Rested and refreshed,I set off on the short stretch to Sale. The afternoon was hot and muggy, and there were many people out on the river banks (there are paths on both sides of the river here).  Some were walking their dogs: I watched enviously as two black labradors leapt repeatedly into the river to cool off.

To the south of the river is Sale Water Park, another lake formed by flooding a gravel pit excavated to provide material for the motorway embankment in the 1970s.  The lake is 90 feet deep in places. If the water level of the river rises dangerously high, then a weir can be opened to allow water to flow from the river into the water park, where it can be stored until the floodwaters have passed. This is just one of a number of similar flood basins in the area: Chorlton Water Park on the north side about a mile upstream is another, along with areas within Didsbury and elsewhere. Monitoring the water level of the river and deciding when to open the sluice gates into the park is the responsibility of the Environment Agency.

It was here that, on the opposite bank, that some flood damage revealed how the flood embankments had been constructed from great sheets of concrete, reinforced by rough concrete boulders.  When new it would not have been a pretty sight!

Chorlton Brook, heavily culverted, enters the river here.  The brook flows through Chorlton Ees, an area of floodplain on the north bank of the Mersey once used as water meadow and pasture.  Gradually flood control measures were developed to reduce the disruption caused by periodic floods.

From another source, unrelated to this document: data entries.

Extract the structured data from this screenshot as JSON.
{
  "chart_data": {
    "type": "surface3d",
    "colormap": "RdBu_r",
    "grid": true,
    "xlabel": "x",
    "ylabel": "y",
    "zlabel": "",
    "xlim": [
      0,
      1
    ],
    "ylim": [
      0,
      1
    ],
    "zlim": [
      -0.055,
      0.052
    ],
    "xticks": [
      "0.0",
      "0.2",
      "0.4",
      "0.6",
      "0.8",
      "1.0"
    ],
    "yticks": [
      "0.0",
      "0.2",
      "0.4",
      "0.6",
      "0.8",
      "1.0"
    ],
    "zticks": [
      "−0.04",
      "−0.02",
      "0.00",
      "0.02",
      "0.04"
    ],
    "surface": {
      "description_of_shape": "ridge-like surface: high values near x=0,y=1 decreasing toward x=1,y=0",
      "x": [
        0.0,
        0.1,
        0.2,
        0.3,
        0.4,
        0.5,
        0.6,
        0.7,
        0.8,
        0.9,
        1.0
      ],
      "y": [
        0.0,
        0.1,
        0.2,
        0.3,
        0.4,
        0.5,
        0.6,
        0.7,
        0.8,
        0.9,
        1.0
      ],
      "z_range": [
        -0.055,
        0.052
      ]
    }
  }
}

In the 19th century Chorlton Ees became a landfill site and a Sewage Farm was established on part of the site.  More recently the land has been cleaned up to create Chorlton Ees and Ivy Green Nature Reserve.

I puzzled over this unusual word: Ees.  On the OS map it crops up all along this stretch of river: Chorlton Ees, Sale Ees and Stretford Ees. It turns out that this is an archaic English term that harks back to the past use of these flood meadow as pasture. The names ‘Moss’ ‘Ees’ and ‘Carrs’, which are all associated with the river reflect its wetlands and periodic flooding.  Ees (plural of ee) means a piece of land liable to flood, or water meadow, and is derived from the Anglo-Saxon eg meaning ‘island’.

So, at least, I reached the point where I left the Mersey.  A mile from Sale, the Bridgewater canal and the Metrolink line to Altricham cross the river, the canal carried over the Mersey by an aqueduct.  This is like my O-level history coming to life: studying the Industrial Revolution, we learned how the Bridgewater Canal, built by Duke of Bridgewater to transport coal from his mines at Worsley to the industrial areas of Manchester, ushered in the golden age of canals which lasted from 1760 to 1830.

Officially opened on 17th July 1761, the Bridgewater Canal was the first canal in Britain to be built without following an existing watercourse and it revolutionised the nation’s transport.  By the end of 1761 the Canal had reached Stretford, and by 1765 was through to Castlefield Wharf in the centre of Manchester. One of the panels of Ford Madox Brown’s Manchester Murals in Manchester Town Hall depicts ‘The Opening of the Bridgewater Canal A.D. 1761’.

I walked down the canal into Sale, where I caught the X5 bus back into Stockport; there I alighted at the bus station, beneath the arches of that magnificent viaduct.

Local artist EE Smith placed the viaduct centre-stage in his 1906 painting ‘Stockport from Brinksway’.